Jeudi 24 avril 2024, la Star planétaire, l’icône de la Rumba congolaise, Jules Shungu Wembadio Pene Kikumba alias Papa Wemba, a totalisé, jour pour jour, huit ans dans l’au-delà. Le Patron du Groupe Viva la Musica a achevé son pèlerinage sur la terre des hommes, en 2016, sur la scène du Festival de Musique Urbaine d’Anumabo (FEMUA), à Abidjan, en Côte d’Ivoire. Une disparition qui aura plongé tout un pays, son Congo natal, dans un choc profond et une totale consternation. Les mots ne suffiront peut-être pas pour le rappeler, mais c’est de cette façon-là que cette grande figure de la musique africaine a rejoint le panthéon des immortels, à l’âge de 66 ans. Toute sa vie durant, celui que l’on surnommait le Maitre d’école était au sommet de son art.
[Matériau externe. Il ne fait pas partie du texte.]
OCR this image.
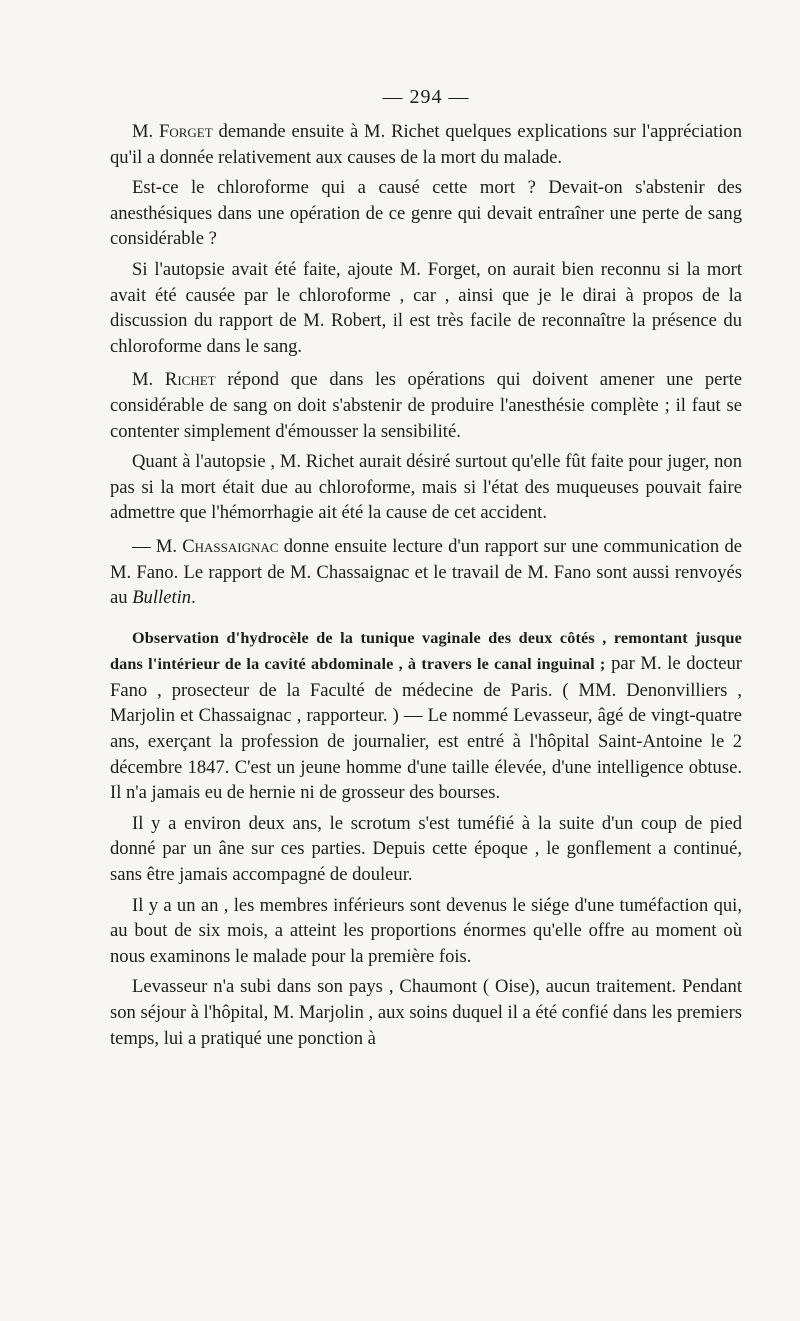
— 294 —

M. Forget demande ensuite à M. Richet quelques explications sur l'appréciation qu'il a donnée relativement aux causes de la mort du malade.

Est-ce le chloroforme qui a causé cette mort ? Devait-on s'abstenir des anesthésiques dans une opération de ce genre qui devait entraîner une perte de sang considérable ?

Si l'autopsie avait été faite, ajoute M. Forget, on aurait bien reconnu si la mort avait été causée par le chloroforme , car , ainsi que je le dirai à propos de la discussion du rapport de M. Robert, il est très facile de reconnaître la présence du chloroforme dans le sang.

M. Richet répond que dans les opérations qui doivent amener une perte considérable de sang on doit s'abstenir de produire l'anesthésie complète ; il faut se contenter simplement d'émousser la sensibilité.

Quant à l'autopsie , M. Richet aurait désiré surtout qu'elle fût faite pour juger, non pas si la mort était due au chloroforme, mais si l'état des muqueuses pouvait faire admettre que l'hémorrhagie ait été la cause de cet accident.

— M. Chassaignac donne ensuite lecture d'un rapport sur une communication de M. Fano. Le rapport de M. Chassaignac et le travail de M. Fano sont aussi renvoyés au Bulletin.

Observation d'hydrocèle de la tunique vaginale des deux côtés , remontant jusque dans l'intérieur de la cavité abdominale , à travers le canal inguinal ; par M. le docteur Fano , prosecteur de la Faculté de médecine de Paris. ( MM. Denonvilliers , Marjolin et Chassaignac , rapporteur. ) — Le nommé Levasseur, âgé de vingt-quatre ans, exerçant la profession de journalier, est entré à l'hôpital Saint-Antoine le 2 décembre 1847. C'est un jeune homme d'une taille élevée, d'une intelligence obtuse. Il n'a jamais eu de hernie ni de grosseur des bourses.

Il y a environ deux ans, le scrotum s'est tuméfié à la suite d'un coup de pied donné par un âne sur ces parties. Depuis cette époque , le gonflement a continué, sans être jamais accompagné de douleur.

Il y a un an , les membres inférieurs sont devenus le siége d'une tuméfaction qui, au bout de six mois, a atteint les proportions énormes qu'elle offre au moment où nous examinons le malade pour la première fois.

Levasseur n'a subi dans son pays , Chaumont ( Oise), aucun traitement. Pendant son séjour à l'hôpital, M. Marjolin , aux soins duquel il a été confié dans les premiers temps, lui a pratiqué une ponction à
Il savait ce qu’il voulait.
Par son savoir-faire, son ingéniosité et sa grandeur d’esprit, il aura su forger des talents et inspirer des générations dans la sphère musicale congolaise. On reconnaitra à Papa Wemba le mérite d’avoir été ce ‘’Leader’’ qui a guidé les premiers pas des artistes de renommée internationale tels que Reddy Amisi, Awilo Longomba ou encore King Kester Emeneya d’heureuse mémoire. Le jeune Jules a acquis ses premières notions de solfège en la paroisse Saint Joseph de Matongo où il fut choriste. C’était un grand ami à ‘’l’Abbé Coco’’. Celui-ci était, d’ailleurs, parmi les compatriotes à avoir fait le déplacement de la Côte d’Ivoire pour les formalités de rapatriement de la dépouille du fils à Maman Nyondo, qui avait également développé, au-delà du simple fait de bercer les mélomanes de la musique, de nombreuses aptitudes en cinéma. On se rappellera toujours de son film intitulé : ‘’La vie est belle’’. Papa Wemba avait, bien plus encore, un goût pour la sape. Il était d’une race rare. Un Thimonnier aux talents pointus.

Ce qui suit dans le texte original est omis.